Malgré les efforts de Felipe VI pour redorer le blason de la Couronne, tous ces scandales ont terni peu à peu l’image des Espagnols de la monarchie. Un sondage YouGov, publié dans l’édition espagnole du HuffPost (le 9 aout 2020), juste après l’exil de Juan Carlos, révèle que 55% des Espagnols estiment qu’un référendum devrait être organisé pour décider si l’Espagne devient une République ou reste une monarchie. Parmi les interrogés, 35% d’entre eux considéraient que la monarchie est un problème pour leur pays. Malgré tout, l’institution royale demeure forte avec un Felipe VI qui jouit d’une bonne popularité (6/10).

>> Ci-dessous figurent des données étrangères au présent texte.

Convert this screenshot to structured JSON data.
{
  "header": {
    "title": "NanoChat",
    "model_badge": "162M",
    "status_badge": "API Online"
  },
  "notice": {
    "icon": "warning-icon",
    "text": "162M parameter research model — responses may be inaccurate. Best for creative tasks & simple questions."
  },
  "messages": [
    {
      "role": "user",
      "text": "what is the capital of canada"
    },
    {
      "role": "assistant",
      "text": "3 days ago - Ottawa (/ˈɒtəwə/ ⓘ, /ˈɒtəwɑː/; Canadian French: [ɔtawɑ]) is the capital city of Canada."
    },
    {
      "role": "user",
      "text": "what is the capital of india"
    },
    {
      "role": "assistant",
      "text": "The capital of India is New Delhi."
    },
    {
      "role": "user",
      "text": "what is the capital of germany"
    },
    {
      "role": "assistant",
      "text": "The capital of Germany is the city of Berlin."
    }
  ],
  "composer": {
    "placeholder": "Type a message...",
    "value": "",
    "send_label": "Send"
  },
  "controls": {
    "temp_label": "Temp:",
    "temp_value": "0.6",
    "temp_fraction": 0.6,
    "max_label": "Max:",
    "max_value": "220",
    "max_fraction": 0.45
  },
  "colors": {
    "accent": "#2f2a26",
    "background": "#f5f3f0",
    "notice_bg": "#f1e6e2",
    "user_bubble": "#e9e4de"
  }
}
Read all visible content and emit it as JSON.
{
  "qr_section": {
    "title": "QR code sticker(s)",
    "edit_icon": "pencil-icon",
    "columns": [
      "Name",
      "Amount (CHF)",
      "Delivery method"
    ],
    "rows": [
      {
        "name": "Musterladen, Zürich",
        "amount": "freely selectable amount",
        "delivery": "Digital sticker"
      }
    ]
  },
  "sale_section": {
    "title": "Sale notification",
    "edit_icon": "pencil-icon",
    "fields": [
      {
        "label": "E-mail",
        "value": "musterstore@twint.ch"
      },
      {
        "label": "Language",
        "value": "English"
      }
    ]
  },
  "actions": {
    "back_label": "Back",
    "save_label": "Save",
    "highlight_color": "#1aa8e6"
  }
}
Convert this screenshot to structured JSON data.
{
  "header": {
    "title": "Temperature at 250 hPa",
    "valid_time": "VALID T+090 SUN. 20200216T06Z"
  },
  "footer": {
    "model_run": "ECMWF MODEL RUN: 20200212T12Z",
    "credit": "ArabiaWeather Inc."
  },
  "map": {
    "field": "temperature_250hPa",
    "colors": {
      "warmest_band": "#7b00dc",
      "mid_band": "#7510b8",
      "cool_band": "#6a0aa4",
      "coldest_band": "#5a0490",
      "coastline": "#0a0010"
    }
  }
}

En se confiant à Laurence Debray, le roi a tenu à exprimer son souhait de pouvoir revenir. Il n’est pas exilé, il a choisi de partir. Souhait renouvelé depuis dans diffèrent médias. Mais il semble que le roi-émérite ne soit toujours pas le bienvenu en Espagne, son image étant fortement détériorée par les scandales de ces dernières années. Reste à espérer que l’Histoire saura lui rendre hommage et n’oubliera pas ce qu’il a apporté à l’Espagne … la démocratie, la paix, la stabilité et la réconciliation.